A quienes, en definitiva, no son los urgentes, aquellas para quienes las salas de espera son un castigo, a las condenadas, las que despiertan a medianoche con la imagen de su agresor.

Aquellas cuyas vidas son secundarias, empleadas de tienda, trabajadoras de call center, reponedoras, inmigrantes, indígenas, las que no importan, las que tienen una tremenda voz que nadie está dispuesto a escuchar. Sentenciadas, trabajadoras de café con piernas, empaquetadoras en supermercados, aparadoras de calzado, acerca de quienes los señores  bien nacidos solo escuchan, si es que lo hacen, a través de sus nanas o de las señoras que imploran caridad en municipios y delegaciones distritales.

No importa el millar de mujeres que serán violadas en lo que dure la tramitación de la ley de las tres causas. En realidad nunca importaron. ¿Cuántas? ¿Ochenta mil mujeres violadas desde que se abolió el aborto terapeútico?

Vaya uno a saber. ¿Cuántas de ellas habrán recibido la ayuda que (a lo mejor) (algún día) se les ofrezca? Pero ahora sí, ahora se les va a acompañar, se les dará el apoyo espiritual y psicológico que necesitan, el mismo que a diario se entrega a las menores del Sename, a las abuelas abandonadas en casas “de reposo”, a las violentadas por sus parejas y a las abusadas por sus patrones, empleadores o profesores.

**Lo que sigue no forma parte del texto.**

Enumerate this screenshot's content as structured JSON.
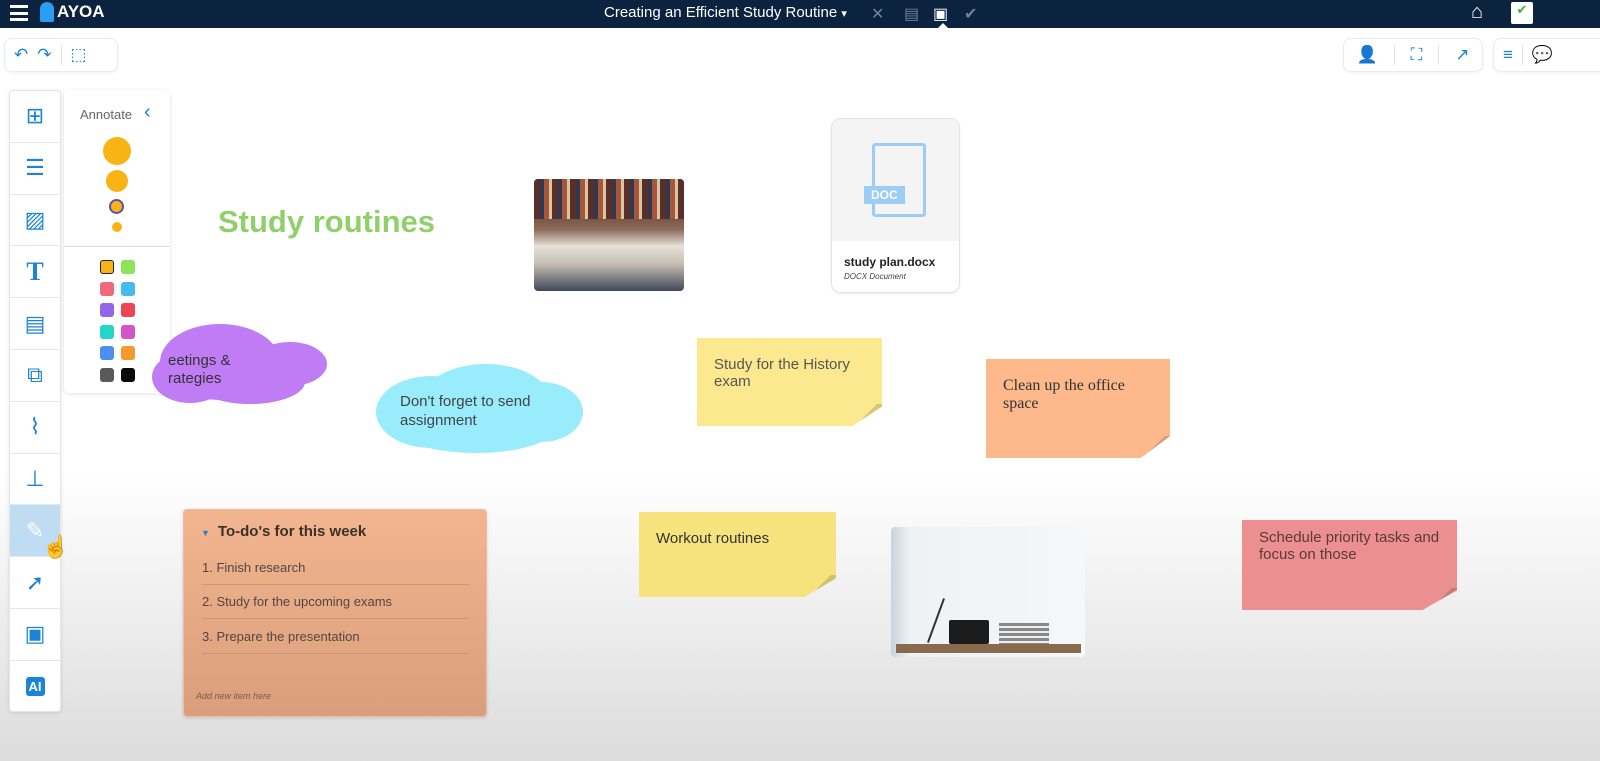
{
  "app": {
    "logo": "AYOA",
    "title": "Creating an Efficient Study Routine",
    "title_caret": "▾"
  },
  "topbar_icons": [
    "mind-map-view-icon",
    "document-view-icon",
    "whiteboard-view-icon",
    "task-view-icon",
    "home-icon",
    "tasks-icon"
  ],
  "tool_icons": [
    "add-sticky-icon",
    "list-icon",
    "image-icon",
    "text-icon",
    "document-icon",
    "widget-icon",
    "attachment-icon",
    "org-chart-icon",
    "pen-icon",
    "arrow-icon",
    "frame-icon",
    "ai-icon"
  ],
  "tools_ai_label": "AI",
  "annotate": {
    "label": "Annotate",
    "back": "‹",
    "sizes": [
      30,
      22,
      15,
      10
    ],
    "colors": [
      "#f9b314",
      "#8ee35b",
      "#f0697a",
      "#45bbef",
      "#9266e8",
      "#ef4356",
      "#23d6c8",
      "#d355cc",
      "#4d8ef1",
      "#f79a2e",
      "#595959",
      "#0a0a0a"
    ]
  },
  "canvas": {
    "heading": "Study routines",
    "doc_card": {
      "filename": "study plan.docx",
      "type": "DOCX Document",
      "badge": "DOC"
    },
    "cloud_purple": "eetings & rategies",
    "cloud_purple_l1": "eetings &",
    "cloud_purple_l2": "rategies",
    "cloud_cyan": "Don't forget to send assignment",
    "sticky_history": "Study for the History exam",
    "sticky_office": "Clean up the office space",
    "sticky_workout": "Workout routines",
    "sticky_schedule": "Schedule priority tasks and focus on those",
    "todo": {
      "title": "To-do's for this week",
      "items": [
        "1.  Finish research",
        "2.  Study for the upcoming exams",
        "3.  Prepare the presentation"
      ],
      "add_placeholder": "Add new item here"
    }
  }
}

No es tiempo de la “voz de los sin voz”, más bien es el tiempo de una gran sordera producida por las costras y las callosidades impuestas por tanta segregación. Y como inspiración nacida de la nada aparecen las voces – gritos y aullidos - moralizantes, de quienes sí saben vivir, de los caballeros que sí se sienten poseedores de la verdad, que se saben a sí mismos salvadores de la patria, de una patria vieja, anquilosada, indolente. Son los que vienen al rescate moral de las mujeres que ha mucho tiempo abandonaron a su suerte.

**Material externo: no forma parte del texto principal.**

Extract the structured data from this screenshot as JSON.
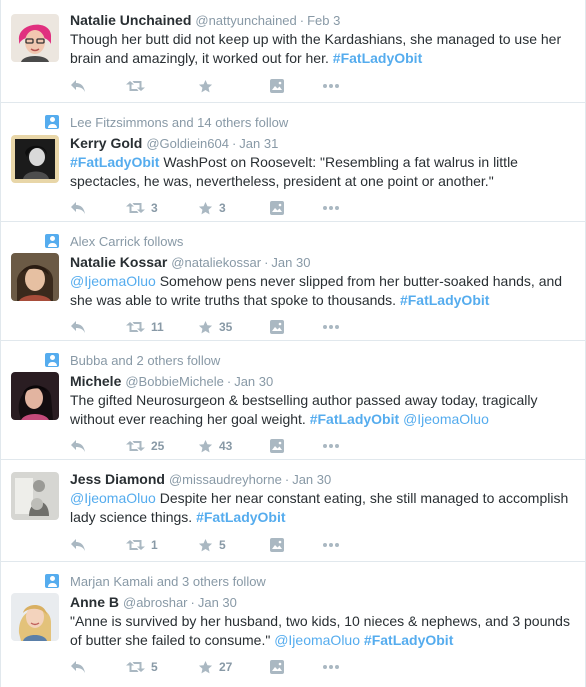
{
  "colors": {
    "link": "#55acee",
    "muted": "#8899a6",
    "icon": "#aab8c2",
    "border": "#e1e8ed",
    "text": "#292f33"
  },
  "tweets": [
    {
      "context": "",
      "fullname": "Natalie Unchained",
      "username": "@nattyunchained",
      "time": "Feb 3",
      "body": [
        {
          "t": "Though her butt did not keep up with the Kardashians, she managed to use her brain and amazingly, it worked out for her.  "
        },
        {
          "t": "#FatLadyObit",
          "k": "hashtag"
        }
      ],
      "retweets": "",
      "favorites": ""
    },
    {
      "context": "Lee Fitzsimmons and 14 others follow",
      "fullname": "Kerry Gold",
      "username": "@Goldiein604",
      "time": "Jan 31",
      "body": [
        {
          "t": "#FatLadyObit",
          "k": "hashtag"
        },
        {
          "t": " WashPost on Roosevelt: \"Resembling a fat walrus in little spectacles, he was, nevertheless, president at one point or another.\""
        }
      ],
      "retweets": "3",
      "favorites": "3"
    },
    {
      "context": "Alex Carrick follows",
      "fullname": "Natalie Kossar",
      "username": "@nataliekossar",
      "time": "Jan 30",
      "body": [
        {
          "t": "@IjeomaOluo",
          "k": "link"
        },
        {
          "t": " Somehow pens never slipped from her butter-soaked hands, and she was able to write truths that spoke to thousands. "
        },
        {
          "t": "#FatLadyObit",
          "k": "hashtag"
        }
      ],
      "retweets": "11",
      "favorites": "35"
    },
    {
      "context": "Bubba and 2 others follow",
      "fullname": "Michele",
      "username": "@BobbieMichele",
      "time": "Jan 30",
      "body": [
        {
          "t": "The gifted Neurosurgeon & bestselling author passed away today, tragically without ever reaching her goal weight. "
        },
        {
          "t": "#FatLadyObit",
          "k": "hashtag"
        },
        {
          "t": " "
        },
        {
          "t": "@IjeomaOluo",
          "k": "link"
        }
      ],
      "retweets": "25",
      "favorites": "43"
    },
    {
      "context": "",
      "fullname": "Jess Diamond",
      "username": "@missaudreyhorne",
      "time": "Jan 30",
      "body": [
        {
          "t": "@IjeomaOluo",
          "k": "link"
        },
        {
          "t": " Despite her near constant eating, she still managed to accomplish lady science things. "
        },
        {
          "t": "#FatLadyObit",
          "k": "hashtag"
        }
      ],
      "retweets": "1",
      "favorites": "5"
    },
    {
      "context": "Marjan Kamali and 3 others follow",
      "fullname": "Anne B",
      "username": "@abroshar",
      "time": "Jan 30",
      "body": [
        {
          "t": "\"Anne is survived by her husband, two kids, 10 nieces & nephews, and 3 pounds of butter she failed to consume.\" "
        },
        {
          "t": "@IjeomaOluo",
          "k": "link"
        },
        {
          "t": " "
        },
        {
          "t": "#FatLadyObit",
          "k": "hashtag"
        }
      ],
      "retweets": "5",
      "favorites": "27"
    }
  ]
}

No hablo, en principio, de lo que no me corresponde. Pero tampoco quiero escuchar a tanto fundamentalista que anda suelto en los pasillos de nuestro Parlamento.  No quiero tampoco que ocho caballeros, todos abogados o casi, decidan por un pueblo; que un Tribunal donde no hay jóvenes ni indígenas ni obreros ni provincianos ni mujeres (salvo un par) sean la voz autorizada.

Que estos caballeros, moradores del sector oriente de la capital, en los contrafuertes del ABC1, sean los que priven de derechos al país de las mujeres. La sola idea me espanta.